Borong, Vox NTT- Lembaga Justice, Peace, Integrity of Creation (JPIC) Paroki St. Agustinus Weleng mendesak Gubernur NTT Viktor Bungtilu Laiskodat untuk tidak memberi izin pabrik semen di Luwuk dan Lingko Lolok, Desa Satar Punda, Kecamatan Lamba Leda, Kabupaten Manggarai Timur (Matim).
“Meminta Gubernur NTT untuk membatalkan surat ijin pendirian Pabrik Semen di Lingko Lolok-Luwuk,” tulis JPIC Paroki Weleng dalam rilis yang diterima VoxNtt.com, Minggu (24/05/2020).
Rilis tersebut ditulis oleh Ketua JPIC Paroki St. Agustinus Weleng Fransiskus Dasa, Ketua DPP St. Agustinus Weleng Marselinus Alsadin, dan Pastor Paroki St. Agustinus Weleng Marianus Suardi Galus.
JPIC Paroki Weleng juga mendesak pemerintah untuk mengkaji ulang dari berbagai aspek rencana pembangunan pabrik berbau tambang tersebut.

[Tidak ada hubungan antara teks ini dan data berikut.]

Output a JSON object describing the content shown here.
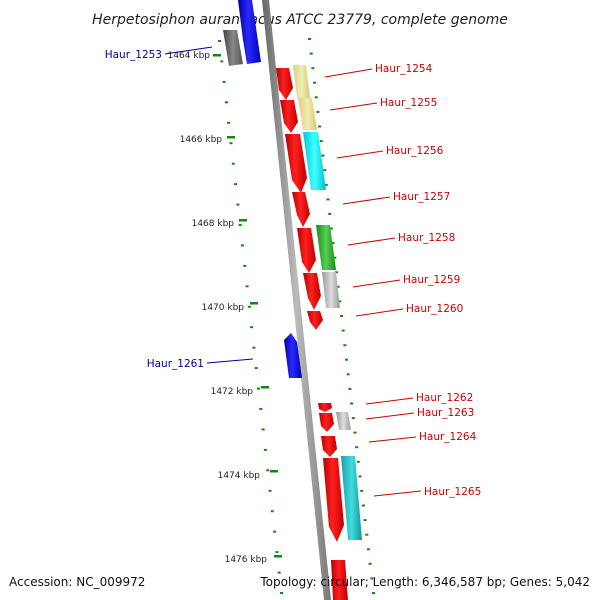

Baca: Timbang Untung dan Buntung Pabrik Semen Lingko Lolok
Hal ini didasari oleh kerinduan bersama untuk menghindari terjadinya kerusakan moril dan material di wilayah Lingko Lolok dan Luwuk, serta daerah-daerah sekitar, termasuk wilayah Paroki St. Agustinus Weleng.
“Menghentikan intimidasi kepada masyarakat tertentu, yang justru menjadi ruang bertumbuhnya kelompok pro-kontra dalam kehidupan bersama,” tulis JPIC.

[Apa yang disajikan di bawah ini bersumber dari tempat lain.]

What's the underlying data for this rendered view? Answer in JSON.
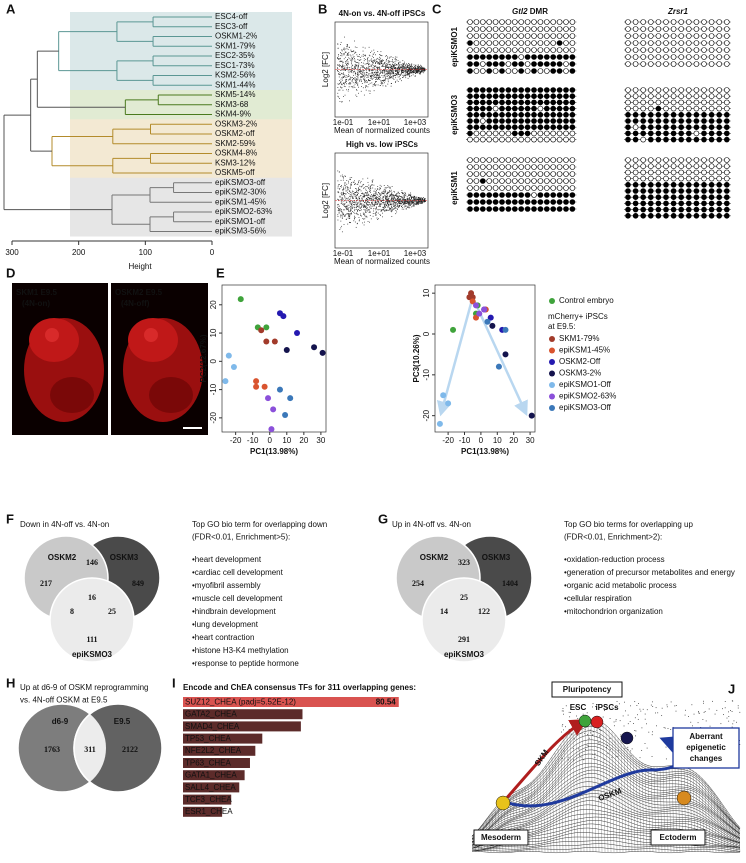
{
  "panels": {
    "A": {
      "label": "A",
      "xlabel": "Height",
      "xticks": [
        300,
        200,
        100,
        0
      ],
      "xlim": [
        300,
        0
      ],
      "groups": [
        {
          "color": "#5b9794",
          "fill": "#dbe8e9",
          "leaves": [
            "ESC4-off",
            "ESC3-off",
            "OSKM1-2%",
            "SKM1-79%",
            "ESC2-35%",
            "ESC1-73%",
            "KSM2-56%",
            "SKM1-44%"
          ]
        },
        {
          "color": "#4a7a1e",
          "fill": "#e1ebd3",
          "leaves": [
            "SKM5-14%",
            "SKM3-68",
            "SKM4-9%"
          ]
        },
        {
          "color": "#b38b2b",
          "fill": "#f3e9d3",
          "leaves": [
            "OSKM3-2%",
            "OSKM2-off",
            "SKM2-59%",
            "OSKM4-8%",
            "KSM3-12%",
            "OSKM5-off"
          ]
        },
        {
          "color": "#777777",
          "fill": "#e6e6e6",
          "leaves": [
            "epiKSMO3-off",
            "epiKSM2-30%",
            "epiKSM1-45%",
            "epiKSMO2-63%",
            "epiKSMO1-off",
            "epiKSM3-56%"
          ]
        }
      ]
    },
    "B": {
      "label": "B",
      "plots": [
        {
          "title": "4N-on vs. 4N-off iPSCs",
          "ylabel": "Log2 [FC]",
          "xlabel": "Mean of normalized counts",
          "xticks": [
            "1e-01",
            "1e+01",
            "1e+03"
          ]
        },
        {
          "title": "High vs. low iPSCs",
          "ylabel": "Log2 [FC]",
          "xlabel": "Mean of normalized counts",
          "xticks": [
            "1e-01",
            "1e+01",
            "1e+03"
          ]
        }
      ]
    },
    "C": {
      "label": "C",
      "loci": [
        {
          "gene": "Gtl2",
          "suffix": "DMR"
        },
        {
          "gene": "Zrsr1"
        }
      ],
      "blocks": [
        {
          "name": "epiKSMO1",
          "loci": [
            [
              "00000000000000000",
              "00000000000000000",
              "00000000000000000",
              "10000000000000100",
              "00000000000000000",
              "11111111011111111",
              "11011101101111101",
              "10010100101001101"
            ],
            [
              "00000000000000",
              "00000000000000",
              "00000000000000",
              "00000000000000",
              "00000000000000",
              "00000000000000",
              "00000000000000"
            ]
          ]
        },
        {
          "name": "epiKSMO3",
          "loci": [
            [
              "11111111111111111",
              "11111111111111111",
              "11111111111111111",
              "11110111111011111",
              "11111111111111111",
              "11011111111111111",
              "11111111111111111",
              "10000001110000000",
              "00000000000000000"
            ],
            [
              "00000000000000",
              "00000000000000",
              "00000000000000",
              "00001000000000",
              "11111111111111",
              "11111111111111",
              "10111111111111",
              "11111111101111",
              "11011111111111"
            ]
          ]
        },
        {
          "name": "epiKSM1",
          "loci": [
            [
              "00000000000000000",
              "00000000000000000",
              "00000000000000000",
              "00100000000000000",
              "00000000000000000",
              "11111111110111111",
              "11111111111111111",
              "11111111111111111"
            ],
            [
              "00000000000000",
              "00000000000000",
              "00000000000000",
              "00000000000000",
              "11111111111111",
              "11111111111111",
              "11111111111111",
              "11111111111111",
              "11111111111111",
              "11111111111111"
            ]
          ]
        }
      ]
    },
    "D": {
      "label": "D",
      "images": [
        {
          "line1": "SKM1 E9.5",
          "line2": "(4N-on)"
        },
        {
          "line1": "OSKM2 E9.5",
          "line2": "(4N-off)"
        }
      ]
    },
    "E": {
      "label": "E",
      "series": [
        {
          "name": "Control embryo",
          "color": "#3fa33b"
        },
        {
          "name": "SKM1-79%",
          "color": "#a23b2b"
        },
        {
          "name": "epiKSM1-45%",
          "color": "#d9542f"
        },
        {
          "name": "OSKM2-Off",
          "color": "#2419b0"
        },
        {
          "name": "OSKM3-2%",
          "color": "#14134d"
        },
        {
          "name": "epiKSMO1-Off",
          "color": "#7fb9ea"
        },
        {
          "name": "epiKSMO2-63%",
          "color": "#8b50da"
        },
        {
          "name": "epiKSMO3-Off",
          "color": "#3b78b9"
        }
      ],
      "legend_header": [
        "mCherry+ iPSCs",
        "at E9.5:"
      ],
      "plots": [
        {
          "xlabel": "PC1(13.98%)",
          "ylabel": "PC2(12.67%)",
          "xlim": [
            -28,
            33
          ],
          "ylim": [
            -25,
            27
          ],
          "xticks": [
            -20,
            -10,
            0,
            10,
            20,
            30
          ],
          "yticks": [
            -20,
            -10,
            0,
            10,
            20
          ],
          "points": [
            {
              "x": [
                -17,
                -7,
                -2
              ],
              "y": [
                22,
                12,
                12
              ]
            },
            {
              "x": [
                -5,
                -2,
                3
              ],
              "y": [
                11,
                7,
                7
              ]
            },
            {
              "x": [
                -8,
                -8,
                -3
              ],
              "y": [
                -7,
                -9,
                -9
              ]
            },
            {
              "x": [
                6,
                8,
                16
              ],
              "y": [
                17,
                16,
                10
              ]
            },
            {
              "x": [
                10,
                26,
                31
              ],
              "y": [
                4,
                5,
                3
              ]
            },
            {
              "x": [
                -24,
                -21,
                -26
              ],
              "y": [
                2,
                -2,
                -7
              ]
            },
            {
              "x": [
                -1,
                2,
                1
              ],
              "y": [
                -13,
                -17,
                -24
              ]
            },
            {
              "x": [
                6,
                12,
                9
              ],
              "y": [
                -10,
                -13,
                -19
              ]
            }
          ]
        },
        {
          "xlabel": "PC1(13.98%)",
          "ylabel": "PC3(10.26%)",
          "xlim": [
            -28,
            33
          ],
          "ylim": [
            -24,
            12
          ],
          "xticks": [
            -20,
            -10,
            0,
            10,
            20,
            30
          ],
          "yticks": [
            -20,
            -10,
            0,
            10
          ],
          "points": [
            {
              "x": [
                -17,
                -2,
                -3
              ],
              "y": [
                1,
                7,
                5
              ]
            },
            {
              "x": [
                -6,
                -5,
                -7
              ],
              "y": [
                10,
                9,
                9
              ]
            },
            {
              "x": [
                -5,
                -3,
                3
              ],
              "y": [
                8,
                4,
                6
              ]
            },
            {
              "x": [
                2,
                6,
                13
              ],
              "y": [
                6,
                4,
                1
              ]
            },
            {
              "x": [
                7,
                15,
                31
              ],
              "y": [
                2,
                -5,
                -20
              ]
            },
            {
              "x": [
                -23,
                -20,
                -25
              ],
              "y": [
                -15,
                -17,
                -22
              ]
            },
            {
              "x": [
                -3,
                2,
                -1
              ],
              "y": [
                7,
                6,
                5
              ]
            },
            {
              "x": [
                4,
                11,
                15
              ],
              "y": [
                3,
                -8,
                1
              ]
            }
          ]
        }
      ]
    },
    "F": {
      "label": "F",
      "title": "Down in 4N-off vs. 4N-on",
      "sets": [
        "OSKM2",
        "OSKM3",
        "epiKSMO3"
      ],
      "regions": [
        217,
        146,
        849,
        8,
        16,
        25,
        111
      ],
      "go_title": [
        "Top GO bio term for overlapping down",
        "(FDR<0.01, Enrichment>5):"
      ],
      "go_terms": [
        "•heart development",
        "•cardiac cell development",
        "•myofibril assembly",
        "•muscle cell development",
        "•hindbrain development",
        "•lung development",
        "•heart contraction",
        "•histone H3-K4 methylation",
        "•response to peptide hormone"
      ]
    },
    "G": {
      "label": "G",
      "title": "Up in 4N-off vs. 4N-on",
      "sets": [
        "OSKM2",
        "OSKM3",
        "epiKSMO3"
      ],
      "regions": [
        254,
        323,
        1404,
        14,
        25,
        122,
        291
      ],
      "go_title": [
        "Top GO bio terms for overlapping up",
        "(FDR<0.01, Enrichment>2):"
      ],
      "go_terms": [
        "•oxidation-reduction process",
        "•generation of precursor metabolites and energy",
        "•organic acid metabolic process",
        "•cellular respiration",
        "•mitochondrion organization"
      ]
    },
    "H": {
      "label": "H",
      "title": [
        "Up at d6-9 of OSKM reprogramming",
        "vs. 4N-off OSKM at E9.5"
      ],
      "sets": [
        "d6-9",
        "E9.5"
      ],
      "regions": [
        1763,
        311,
        2122
      ]
    },
    "I": {
      "label": "I",
      "type": "bar",
      "title": "Encode and ChEA consensus TFs for 311 overlapping genes:",
      "categories": [
        "SUZ12_CHEA (padj=5.52E-12)",
        "GATA2_CHEA",
        "SMAD4_CHEA",
        "TP53_CHEA",
        "NFE2L2_CHEA",
        "TP63_CHEA",
        "GATA1_CHEA",
        "SALL4_CHEA",
        "TCF3_CHEA",
        "ESR1_CHEA"
      ],
      "values": [
        80.54,
        44.6,
        44,
        29.6,
        27,
        25,
        23,
        21,
        18,
        14.6
      ],
      "colors": [
        "#d95350",
        "#5c2b2a",
        "#5c2b2a",
        "#5c2b2a",
        "#5c2b2a",
        "#5c2b2a",
        "#5c2b2a",
        "#5c2b2a",
        "#5c2b2a",
        "#5c2b2a"
      ],
      "xlim": [
        0,
        81
      ]
    },
    "J": {
      "label": "J",
      "pluripotency": "Pluripotency",
      "esc": "ESC",
      "ipsc": "iPSCs",
      "skm": "SKM",
      "oskm": "OSKM",
      "aberrant": [
        "Aberrant",
        "epigenetic",
        "changes"
      ],
      "mesoderm": "Mesoderm",
      "ectoderm": "Ectoderm"
    }
  }
}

Tak hanya itu, JPIC Paroki Weleng juga meminta lembaga DPRD Manggarai Timur segera mengkaji AMDAL secara terbuka dan obyektif.
Kemudian, mereka juga meminta Pemerintah Manggarai Timur untuk lebih berpikir tentang reklamasi areal bekas tambang wilayah Serise. Hal itu agar bisa menjadi lahan produktif kembali bagi peningkatan kesejahteraan rakyat.
Aspek Kultural Bakal Hilang
JPIC Paroki Weleng menjelaskan, kesejahteraan tentu menjadi kerinduan bersama, yang selalu diupayakan dalam berbagai gerakan.
Upaya Pemerintah Kabupaten Manggarai Timur untuk meningkatkan kesejahteraan patut diacungi jempol.
Baca: “Bagaimanapun Bentuknya, Saya Punya Tanah Tidak Boleh Diganggu”
Hal ini terbukti dengan besarnya upaya untuk menghadirkan sebuah pabrik bergensi di wilayah Manggarai Timur. Tepatnya di wilayah Lingko Lolok dan Luwuk, pemerintah memberi akses kepada pihak pengelola (investor).
Bahkan juga pemerintah sangat proaktif dengan melakukan pendekatan tertentu guna memuluskan pendirian pabrik semen itu.
Meski begitu, JPIC Paroki Weleng menyebut, pendirian pabrik semen ini menjadi masalah ketika ada banyak aspek yang kemudian dikorbankan.
“Salah satu aspek yang paling mendalam adalah aspek kultural yang merupakan warisan turun temurun wilayah tersebut,” sebut JPIC Paroki Weleng.
Dengan pendirian pabrik semen yang kemudian mengarah pada ‘pengusiran’ masyarakat dari suatu wilayah ke suatu wilayah yang belum pasti, berarti juga menjadi ruang pelenyapan atas situs-situs adat yang telah diturunkan.
Bahkan mereka menyebut, peradaban pada suatu wilayah yang telah diturunkan begitu jauh dari para leluhur dihilangkan atau dihapus begitu saja.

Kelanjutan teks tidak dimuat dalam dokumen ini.